My Stock Swap Caribbean Vacation

No, this is not a drawing. This is St. James's Club in Antigua.
On Wall Street they call it bottom-fishing, loading up on absurdly cheap stocks when you sense the price can't go any lower. We're seeing it all over: home buyers snapping up foreclosed McMansions, shoppers getting designer duds at Wal-Mart prices. Travel is no exception.
Does that make us vulture vacationers, as the New York Times dubbed this phenomenon last Sunday? Should we feel a tad guilty that we're profiting from someone else's pain? I mean, we're really just filling rooms and airlines seats that would otherwise go empty. Besides, unlike market players who hope to cash in their cheap shares for a substantial profit later on, we're not holding the investment. We're enjoying it now.
The Times article got me thinking about my own voyage into vulture-dom. In mid-February, I took what amounted to a free vacation to the Caribbean under a novel stock swap deal: I got to dump several hundred shares of battered Citigroup stock in exchange for a week's stay in a beachside room at St.
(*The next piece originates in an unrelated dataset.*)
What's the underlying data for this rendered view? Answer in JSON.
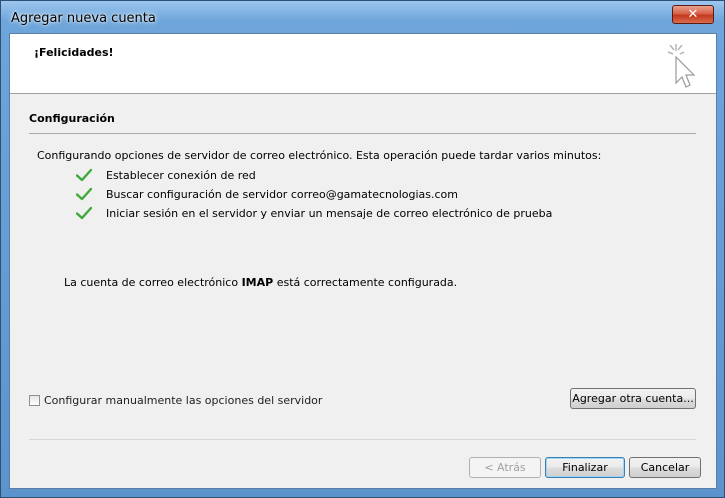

James's Club in Antigua, all meals included.
The trip was thanks to a novel marketing ploy by Elite Island Resorts, which last fall published a list of 100 distressed financial industry stocks that it would accept in lieu of cash payment at the half-dozen or so properties it manages. And it got better: They credited your shares at the price they commanded the previous July, before the market truly melted down. During that period, Citi stock had fallen from $17 to around $10 a share, and prospects for the financial services giant looked grim. It seemed too good to be true; naturally, I bit.
Turns out it was really what it seemed: a fantastic deal. Citi shares sank to penny stock levels just as I was lazing back with my family on a sunny beach, savoring our good fortune at having "sold" at just the right time. Yes, I did feel a tiny twinge of guilt that Elite had gotten the short end of the stick--who knows how long they'd have to hold onto the stocks they accepted till they even got back to those July prices? I figured they'd learned their lesson and would never launch such an offer again.
So imagine my surprise recently when I saw the deal was back. Yes, you can, once again, dump your dud stocks for credit up until May 31, and take the trip through December 20, 2009. (Note: There is a $5,000 limit on the amount of stock you can trade for your vacation. Make sure to read the terms and conditions.) Interestingly, on the list of several hundred stocks they'll accept, one name is missing: Citigroup. I called the reservations line to ask what had happened, and the agent laughed when I told her my story. "Yes, we took that one off," she said, "probably just around the time you were down there."
Note: We did have to pay for our airline tickets. But, as Wendy Perrin and I have been writing about, even at the height of the season there were still seats--and deals--aplenty.